Japanese lab grows artificial mouse kidneys

(ORDO NEWS) — Researchers in Japan have been able to recreate the complex structure of tissue using mouse embryonic stem cells. The work could be the first step towards creating artificial kidneys for human transplantation.

The current level of development of stem cell biology and medicine makes it possible to create artificial organs from pluripotent stem cells – that is, cells that can become almost any tissue of the body. However, in most of the organoids created today, it is not possible to obtain a sufficiently accurate and detailed structure of all the tissues of a natural organ.

The kidneys are an important organ that maintains the body’s chemical homeostasis (i.e. the balance of chemical elements) and cleanses the blood by acting as a filter to remove waste and excess water.

In addition, it is a complex organ that develops from a combination of three components – a kidney-specific precursor of the stroma (connective tissue), the precursor of the nephron (the functional unit of the kidney, thanks to which it works as a filter) and the rudiment of the ureter.

Research groups in different countries have already developed protocols for obtaining two components – the precursor of the nephron and the rudiment of the ureter – from mouse embryonic stem cells.

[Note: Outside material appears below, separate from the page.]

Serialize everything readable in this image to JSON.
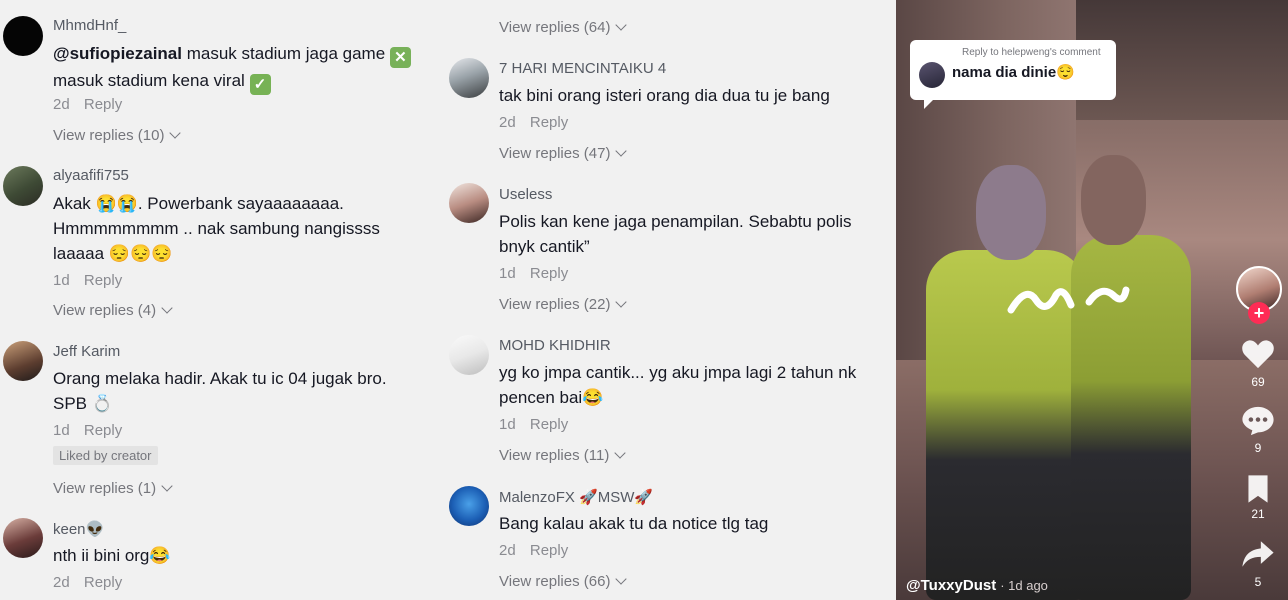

Among these groups is the team of Dr. Ryuichi Nishinakamura ( Ryuichi Nishinakamura ) from the Institute of Molecular Embryology and Genetics (IMEG) of Kumamoto University (Japan).

In his new paper , published in the journal Nature communications, Dr. Nishinakamura’s group focused on the stroma. This type of tissue is often overlooked in studies of organoid formation.

The stroma forms the basis of the organ and is a special connective tissue specific to each organ. This specificity is associated with the complexity of obtaining stroma from stem cells for each specific organ.

However, the IMEG team managed to get the last of the three pieces of this puzzle – the kidney-specific stromal progenitor, which researchers have been working to recreate for several years.

When all three components were finally combined, it turned out that the resulting organoid in its three-dimensional structure was almost indistinguishable from a natural mouse kidney.

The authors of the work believe that the organoids they have created can serve as better research material for studying kidney diseases and testing drugs, and subsequently lay the foundation for the creation of artificial organs for human transplantation.

Previously, the IMEG team has already developed a method for obtaining the first two components (nephron precursor and ureteral bud) from human pluripotent stem cells. Thus, in light of the new work, there is only one step left to create artificial human kidneys.

“Now we are hard at work on creating a fully functional human kidney,” explained Dr. Nishinakamura. “We hope to use our developments for drug screening for various diseases, and in the long term for transplantation.”